Doricia Benton asks her friend at the soup kitchen where her baby is.

"At home," the friend replies.

Benton walks over to another friend and chats with them, making sure they have everything they need.

With snow still on the ground Saturday from an overnight storm Wednesday, people bundled in coats and hats and scarves made their way into the Community Soup Kitchen at 112 W. Oak St. for a warm meal, a warm smile and a reprieve from the elements.

It doesn't matter where they came from.

They are all Benton's friends.

As director of the Community Soup Kitchen, she is often there for her friends when nobody else is.

"It's not just for the time we serve lunch," Benton said.

She recalls one time a man called her at 10:30 p.m.

He was cold, tired and scared.

It was raining, and the man didn't have anybody else to turn to.

So Benton talked to him. In that moment, the man wasn't so alone anymore.

He eventually tucked down into a dugout, and he conversed with Benton until he was ready to close his eyes and go to sleep for the night.

It's what a friend would do.

"It's not just No. 72 eating out there," Benton said. "They have a name. They're human beings just like us. To judge them is wrong, to put a label on them is wrong."

Volunteers from Saulston United Methodist Church, the Church of Jesus Christ of Latter-day Saints and the community all helped prepare the food for Saturday's meal.

There was warm soup, bread, chicken cooked with peppers and more to help warm up those in need of a meal, fellowship or just a shoulder to lean on.

The scents mixed together in the air to create an unmistakable aroma -- the smell of love for fellow human beings.

It was a much needed service in one of the most severe cold snaps Goldsboro has seen in a long time.

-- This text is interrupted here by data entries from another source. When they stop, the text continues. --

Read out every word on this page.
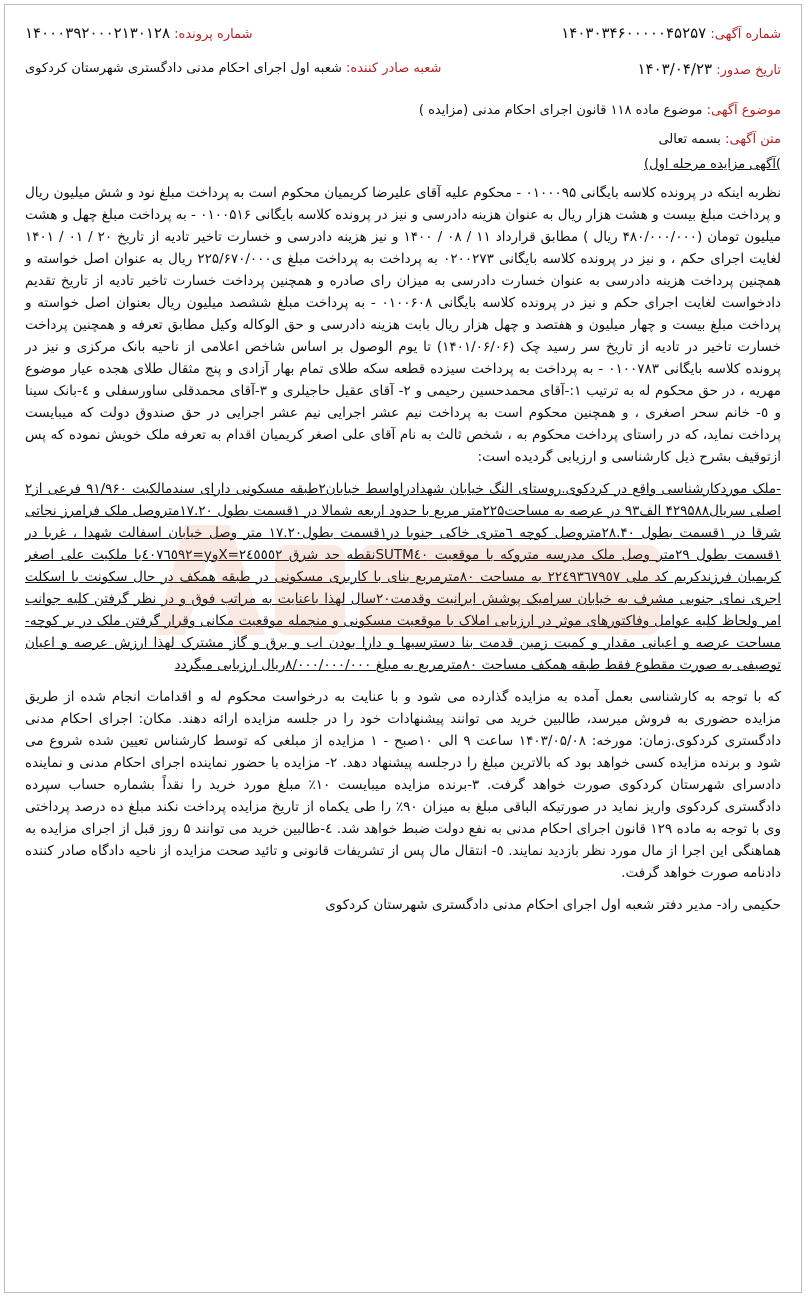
شماره آگهی: ۱۴۰۳۰۳۴۶۰۰۰۰۰۴۵۲۵۷
شماره پرونده: ۱۴۰۰۰۳۹۲۰۰۰۲۱۳۰۱۲۸
تاریخ صدور: ۱۴۰۳/۰۴/۲۳
شعبه صادر کننده: شعبه اول اجرای احکام مدنی دادگستری شهرستان کردکوی
موضوع آگهی: موضوع ماده ۱۱۸ قانون اجرای احکام مدنی (مزایده )
متن آگهی: بسمه تعالی
)آگهی مزایده مرحله اول)

نظربه اینکه در پرونده کلاسه بایگانی ۰۱۰۰۰۹۵ - محکوم علیه آقای علیرضا کریمیان محکوم است به پرداخت مبلغ نود و شش میلیون ریال و پرداخت مبلغ بیست و هشت هزار ریال به عنوان هزینه دادرسی و نیز در پرونده کلاسه بایگانی ۰۱۰۰۵۱۶ - به پرداخت مبلغ چهل و هشت میلیون تومان (۴۸۰/۰۰۰/۰۰۰ ریال ) مطابق قرارداد ۱۱ / ۰۸ / ۱۴۰۰ و نیز هزینه دادرسی و خسارت تاخیر تادیه از تاریخ ۲۰ / ۰۱ / ۱۴۰۱ لغایت اجرای حکم ، و نیز در پرونده کلاسه بایگانی ۰۲۰۰۲۷۳ به پرداخت به پرداخت مبلغ ی۲۲۵/۶۷۰/۰۰۰ ریال به عنوان اصل خواسته و همچنین پرداخت هزینه دادرسی به عنوان خسارت دادرسی به میزان رای صادره و همچنین پرداخت خسارت تاخیر تادیه از تاریخ تقدیم دادخواست لغایت اجرای حکم و نیز در پرونده کلاسه بایگانی ۰۱۰۰۶۰۸ - به پرداخت مبلغ ششصد میلیون ریال بعنوان اصل خواسته و پرداخت مبلغ بیست و چهار میلیون و هفتصد و چهل هزار ریال بابت هزینه دادرسی و حق الوکاله وکیل مطابق تعرفه و همچنین پرداخت خسارت تاخیر در تادیه از تاریخ سر رسید چک (۱۴۰۱/۰۶/۰۶) تا یوم الوصول بر اساس شاخص اعلامی از ناحیه بانک مرکزی و نیز در پرونده کلاسه بایگانی ۰۱۰۰۷۸۳ - به پرداخت به پرداخت سیزده قطعه سکه طلای تمام بهار آزادی و پنج مثقال طلای هجده عیار موضوع مهریه ، در حق محکوم له به ترتیب ۱:-آقای محمدحسین رحیمی و ۲- آقای عقیل حاجیلری و ۳-آقای محمدقلی ساورسفلی و ٤-بانک سینا و ٥- خانم سحر اصغری ، و همچنین محکوم است به پرداخت نیم عشر اجرایی نیم عشر اجرایی در حق صندوق دولت که میبایست پرداخت نماید، که در راستای پرداخت محکوم به ، شخص ثالث به نام آقای علی اصغر کریمیان اقدام به تعرفه ملک خویش نموده که پس ازتوقیف بشرح ذیل کارشناسی و ارزیابی گردیده است:

-ملک موردکارشناسی واقع در کردکوی.روستای النگ خیابان شهدادراواسط خیابان۲طبقه مسکونی دارای سندمالکیت ۹۱/۹۶۰ فرعی از۲ اصلی سریال۴۲۹۵۸۸ الف۹۳ در عرصه به مساحت۲۲۵متر مربع با حدود اربعه شمالا در ۱قسمت بطول ۱۷.۲۰متروصل ملک فرامرز نجاتی شرقا در ۱قسمت بطول ۲۸.۴۰متروصل کوچه ٦متری خاکی جنوبا در۱قسمت بطول۱۷.۲۰ متر وصل خیابان اسفالت شهدا ، غربا در ۱قسمت بطول ۲۹متر وصل ملک مدرسه متروکه با موقعیت SUTM٤٠نقطه حد شرق X=۲٤٥٥٥۲وy=٤٠۷٦٥٩۲با ملکیت علی اصغر کریمیان فرزندکریم کد ملی ۲۲٤۹۳٦۷۹٥۷ به مساحت ۸٠مترمربع بنای با کاربری مسکونی در طبقه همکف در حال سکونت با اسکلت اجری نمای جنوبی مشرف به خیابان سرامیک پوشش ایرانیت وقدمت۲۰سال لهذا باعنایت به مراتب فوق و در نظر گرفتن کلیه جوانب امر ولحاظ کلیه عوامل وفاکتورهای موثر در ارزیابی املاک با موقعیت مسکونی و منجمله موقعیت مکانی وقرار گرفتن ملک در بر کوچه-مساحت عرصه و اعیانی مقدار و کمیت زمین قدمت بنا دسترسیها و دارا بودن اب و برق و گاز مشترک لهذا ارزش عرصه و اعیان توصیفی به صورت مقطوع فقط طبقه همکف مساحت ۸٠مترمربع به مبلغ ۸/٠٠٠/٠٠٠/٠٠٠ریال ارزیابی میگردد

که با توجه به کارشناسی بعمل آمده به مزایده گذارده می شود و با عنایت به درخواست محکوم له و اقدامات انجام شده از طریق مزایده حضوری به فروش میرسد، طالبین خرید می توانند پیشنهادات خود را در جلسه مزایده ارائه دهند. مکان: اجرای احکام مدنی دادگستری کردکوی.زمان: مورخه: ۱۴۰۳/۰۵/۰۸ ساعت ۹ الی ۱۰صبح - ۱ مزایده از مبلغی که توسط کارشناس تعیین شده شروع می شود و برنده مزایده کسی خواهد بود که بالاترین مبلغ را درجلسه پیشنهاد دهد. ۲- مزایده با حضور نماینده اجرای احکام مدنی و نماینده دادسرای شهرستان کردکوی صورت خواهد گرفت. ۳-برنده مزایده میبایست ۱۰٪ مبلغ مورد خرید را نقداً بشماره حساب سپرده دادگستری کردکوی واریز نماید در صورتیکه الباقی مبلغ به میزان ۹۰٪ را طی یکماه از تاریخ مزایده پرداخت نکند مبلغ ده درصد پرداختی وی با توجه به ماده ۱۲۹ قانون اجرای احکام مدنی به نفع دولت ضبط خواهد شد. ٤-طالبین خرید می توانند ۵ روز قبل از اجرای مزایده به هماهنگی این اجرا از مال مورد نظر بازدید نمایند. ٥- انتقال مال پس از تشریفات قانونی و تائید صحت مزایده از ناحیه دادگاه صادر کننده دادنامه صورت خواهد گرفت.

حکیمی راد- مدیر دفتر شعبه اول اجرای احکام مدنی دادگستری شهرستان کردکوی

With a high of less than freezing and lows predicted to reach 7 degrees -- 2 degrees with a wind chill -- on Saturday, the warm meal and fellowship provided a necessary relief for many who might not otherwise have gotten it.

And the volunteers at the soup kitchen were more than happy to help.

Kamesha Johnson, a former teacher at Dillard Middle School, said she has been volunteering every weekend since about September.

She now teaches in Raleigh, but still lives in Goldsboro.

Sometimes, she sees her former students walk through the door.

"It's rewarding to see students and know they are staying healthy and getting a meal," Johnson said.

Johnson said she has been coming off and on for about a year, but the sense of connection she developed with the community is what made her begin coming and volunteering every weekend.

The soup kitchen served 67 people on Wednesday before the storm hit, and had to close Thursday due to the havoc wreaked by the wintry mix.

On Friday, they served 85 people, and were prepared for at least 150 people on Saturday.

In total, the soup kitchen served 41,646 people in 2017.

Benton credits the soup kitchen's ability to operate to the community's willingness to help, as they operate solely on donations.

"The community says every day to open up the door," Benton said. "We had our first day on Dec. 5, 1980, and the community has said to open up the doors for 37 years now."